Durante a viagem de retorno para Capital, o Delegado "Carlão" continuou  na direção da viatura descaracterizada (Logan/Renault), já que não tínhamos motorista, fato recorrente na Corregedoria e aproveitamos para relembrar um pouco de tudo que vimos e ouvimos no que dizia respeito aos Delegados Magali e Colatto, uma relação que mais parecia entre "Anjos e Demônios" (acabamos dando umas boas risadas, apesar da seriedade dos fatos e suas consequências, especialmente, no que dizia respeito a união de todos para a luta por uma lei orgânica). Lembrei também o artigo que havia publicado sobre a "Acadepol e o representante da OAB nos concursos". "Carlão" avisou que não leu, mas pediu para que eu sustasse minha aposentadoria e aguardasse os ventos das mudanças.  Lembrei que durante a viagem de ida para Balneário Camboriú o Delegado "Carlão" havia mencionado que no dia anterior teve que se segurar para não publicar uma nota na rede quase que chamando o Delegado Fragelli (DRP/Itajaí) de "b.", por ter publicado uma nota sobre "desobediência" na "lista de discussão/Adepol". Fiquei pensando, justamente esse Delegado, cujo nome tinha uma empatia, se bem que quando estava em São João Batista, mas agora que é Delegado Regional de Itajaí ficou a impressão que alguma coisa mudou nele... e não pude deixar de lembrar do que Godoi havia me dito no início daquela tarde no nosso café a respeito do efeito "mosca azul" e pensei: "Será?"

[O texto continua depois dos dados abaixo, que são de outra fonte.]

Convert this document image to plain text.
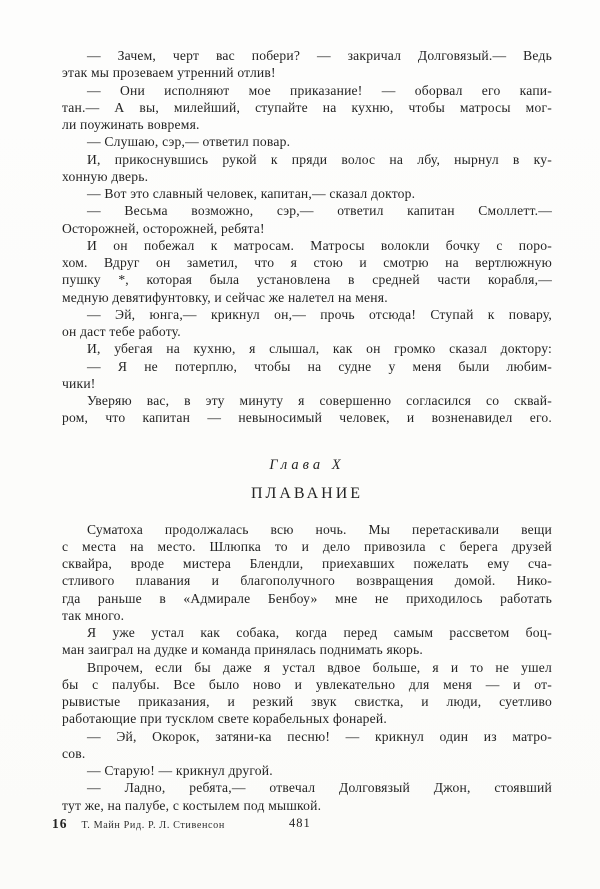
— Зачем, черт вас побери? — закричал Долговязый.— Ведь
этак мы прозеваем утренний отлив!
— Они исполняют мое приказание! — оборвал его капи-
тан.— А вы, милейший, ступайте на кухню, чтобы матросы мог-
ли поужинать вовремя.
— Слушаю, сэр,— ответил повар.
И, прикоснувшись рукой к пряди волос на лбу, нырнул в ку-
хонную дверь.
— Вот это славный человек, капитан,— сказал доктор.
— Весьма возможно, сэр,— ответил капитан Смоллетт.—
Осторожней, осторожней, ребята!
И он побежал к матросам. Матросы волокли бочку с поро-
хом. Вдруг он заметил, что я стою и смотрю на вертлюжную
пушку *, которая была установлена в средней части корабля,—
медную девятифунтовку, и сейчас же налетел на меня.
— Эй, юнга,— крикнул он,— прочь отсюда! Ступай к повару,
он даст тебе работу.
И, убегая на кухню, я слышал, как он громко сказал доктору:
— Я не потерплю, чтобы на судне у меня были любим-
чики!
Уверяю вас, в эту минуту я совершенно согласился со сквай-
ром, что капитан — невыносимый человек, и возненавидел его.
Глава X
ПЛАВАНИЕ
Суматоха продолжалась всю ночь. Мы перетаскивали вещи
с места на место. Шлюпка то и дело привозила с берега друзей
сквайра, вроде мистера Блендли, приехавших пожелать ему сча-
стливого плавания и благополучного возвращения домой. Нико-
гда раньше в «Адмирале Бенбоу» мне не приходилось работать
так много.
Я уже устал как собака, когда перед самым рассветом боц-
ман заиграл на дудке и команда принялась поднимать якорь.
Впрочем, если бы даже я устал вдвое больше, я и то не ушел
бы с палубы. Все было ново и увлекательно для меня — и от-
рывистые приказания, и резкий звук свистка, и люди, суетливо
работающие при тусклом свете корабельных фонарей.
— Эй, Окорок, затяни-ка песню! — крикнул один из матро-
сов.
— Старую! — крикнул другой.
— Ладно, ребята,— отвечал Долговязый Джон, стоявший
тут же, на палубе, с костылем под мышкой.
16 Т. Майн Рид. Р. Л. Стивенсон	481
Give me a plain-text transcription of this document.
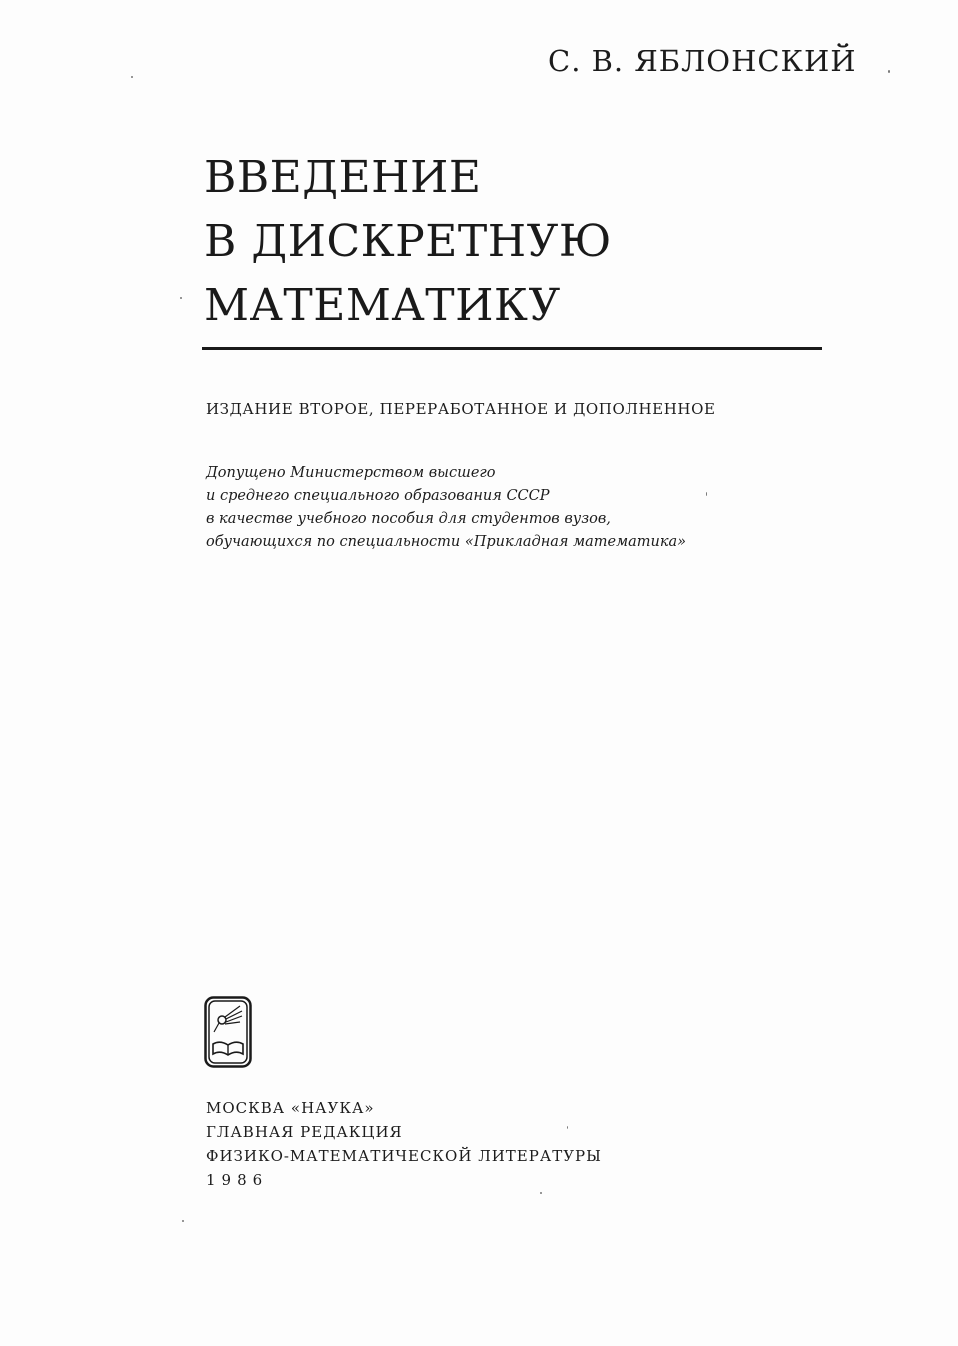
С. В. ЯБЛОНСКИЙ
ВВЕДЕНИЕ
В ДИСКРЕТНУЮ
МАТЕМАТИКУ
ИЗДАНИЕ ВТОРОЕ, ПЕРЕРАБОТАННОЕ И ДОПОЛНЕННОЕ
Допущено Министерством высшего
и среднего специального образования СССР
в качестве учебного пособия для студентов вузов,
обучающихся по специальности «Прикладная математика»
МОСКВА «НАУКА»
ГЛАВНАЯ РЕДАКЦИЯ
ФИЗИКО-МАТЕМАТИЧЕСКОЙ ЛИТЕРАТУРЫ
1986
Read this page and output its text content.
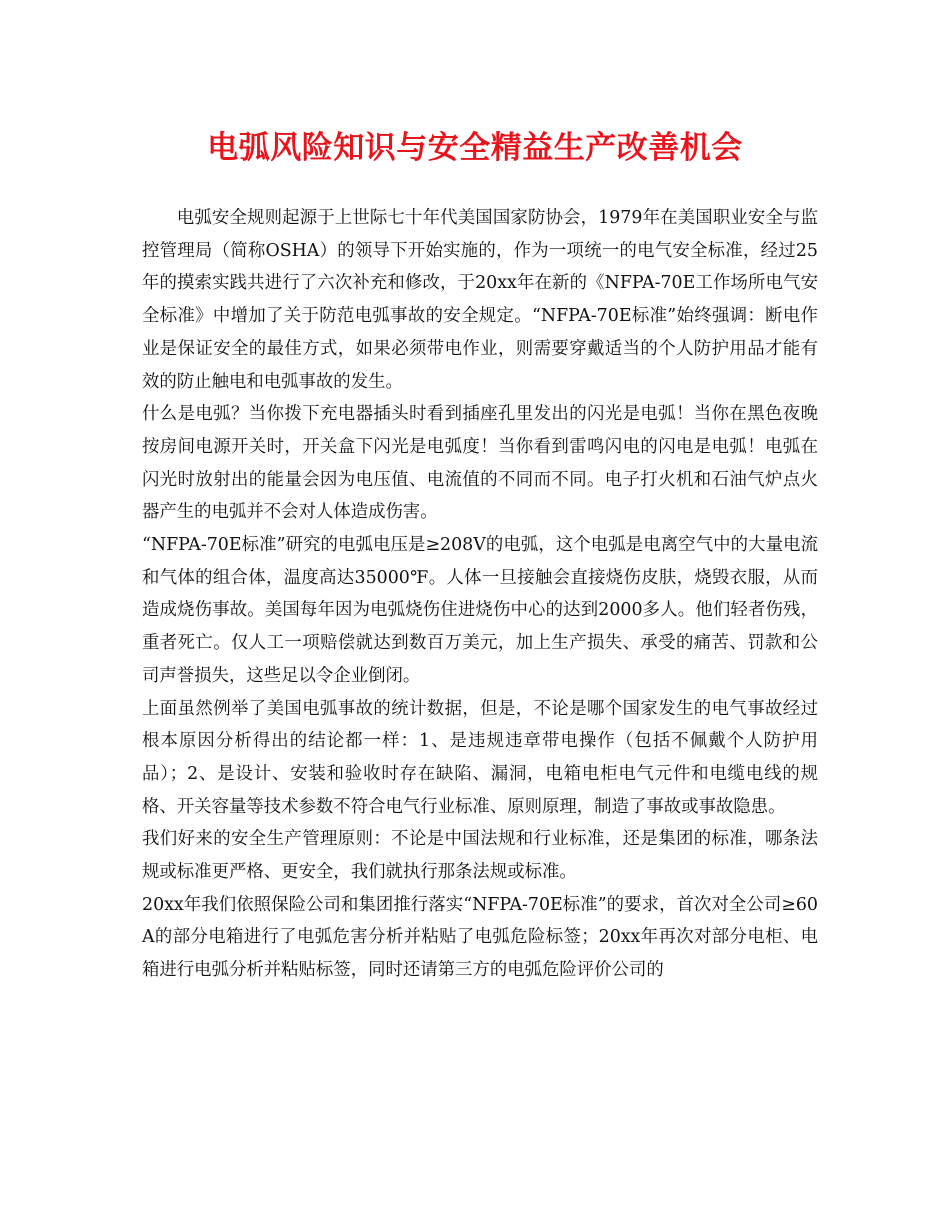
电弧风险知识与安全精益生产改善机会

电弧安全规则起源于上世际七十年代美国国家防协会，1979年在美国职业安全与监控管理局（简称OSHA）的领导下开始实施的，作为一项统一的电气安全标准，经过25年的摸索实践共进行了六次补充和修改，于20xx年在新的《NFPA-70E工作场所电气安全标准》中增加了关于防范电弧事故的安全规定。“NFPA-70E标准”始终强调：断电作业是保证安全的最佳方式，如果必须带电作业，则需要穿戴适当的个人防护用品才能有效的防止触电和电弧事故的发生。

什么是电弧？当你拨下充电器插头时看到插座孔里发出的闪光是电弧！当你在黑色夜晚按房间电源开关时，开关盒下闪光是电弧度！当你看到雷鸣闪电的闪电是电弧！电弧在闪光时放射出的能量会因为电压值、电流值的不同而不同。电子打火机和石油气炉点火器产生的电弧并不会对人体造成伤害。

“NFPA-70E标准”研究的电弧电压是≥208V的电弧，这个电弧是电离空气中的大量电流和气体的组合体，温度高达35000℉。人体一旦接触会直接烧伤皮肤，烧毁衣服，从而造成烧伤事故。美国每年因为电弧烧伤住进烧伤中心的达到2000多人。他们轻者伤残，重者死亡。仅人工一项赔偿就达到数百万美元，加上生产损失、承受的痛苦、罚款和公司声誉损失，这些足以令企业倒闭。

上面虽然例举了美国电弧事故的统计数据，但是，不论是哪个国家发生的电气事故经过根本原因分析得出的结论都一样：1、是违规违章带电操作（包括不佩戴个人防护用品）；2、是设计、安装和验收时存在缺陷、漏洞，电箱电柜电气元件和电缆电线的规格、开关容量等技术参数不符合电气行业标准、原则原理，制造了事故或事故隐患。

我们好来的安全生产管理原则：不论是中国法规和行业标准，还是集团的标准，哪条法规或标准更严格、更安全，我们就执行那条法规或标准。

20xx年我们依照保险公司和集团推行落实“NFPA-70E标准”的要求，首次对全公司≥60 A的部分电箱进行了电弧危害分析并粘贴了电弧危险标签；20xx年再次对部分电柜、电箱进行电弧分析并粘贴标签，同时还请第三方的电弧危险评价公司的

Horário: dezenove horas e trinta e seis minutos, já estava na Corregedoria da Polícia Civil e quando estava fechando minha sala para ir embora a Delegada-Corregedora Sandra Mara também fechou a sua porta e veio ao meu encontro perguntando: "Doutor Felipe, como é que esta a sua aposentadoria, o senhor está acompanhando?" Logo de imediato imaginei que ela deveria ter lido meus dois últimos artigos publicados na data de hoje ou que teria recebido mais um telefonema do Delegado-Geral Nitz "surtando" ou... Respondi (lembrando da minha conversa com a DRP Magali), já no elevador que não estava acompanhando nada e que queria ser "surpreendido". Sandra Mara deixou escapar um sorriso quase que num misto de angelical e sutil que poderia ser...?  Logo pensei: "Realmente querem que eu vá embora? Imagina se eu tivesse dito que havia sustado minha aposentadoria, como recomendou algumas vezes o Delegado "Carlão", sob o pretexto que o comando da SSP e DGPC vão mudar" (?!?).

 Depois disso, voltei meus pensamentos para a conversa que tive com Magali e a chamada de atenção que recebeu o Delegado-Geral por se manifestar em redes sociais, o que reforçou a ideia de me calarem ao formularem "convite", cujo mote seria trabalhar na Delegacia-Geral no anteprojeto de lei orgânica, cujo preço seria o meu silêncio. Valeria a pena?  Sim, dava para entender a saia justa da Corregdora Sandra Mara traduzida em questionamentos, atitudes, censuras, considerações... tudo de forma velada e quase invisível. Lembrei que o Delegado Jeferson que antecedeu Sandra Mara várias vezes foi enérgico comigo quase me proibindo de escrever artigos na rede. Nunca desisti (o Delegado Nilton Andrade quando respondeu pela Corregedoria foi grandioso quanto a isso, pois jamais me fez qualquer questionamento.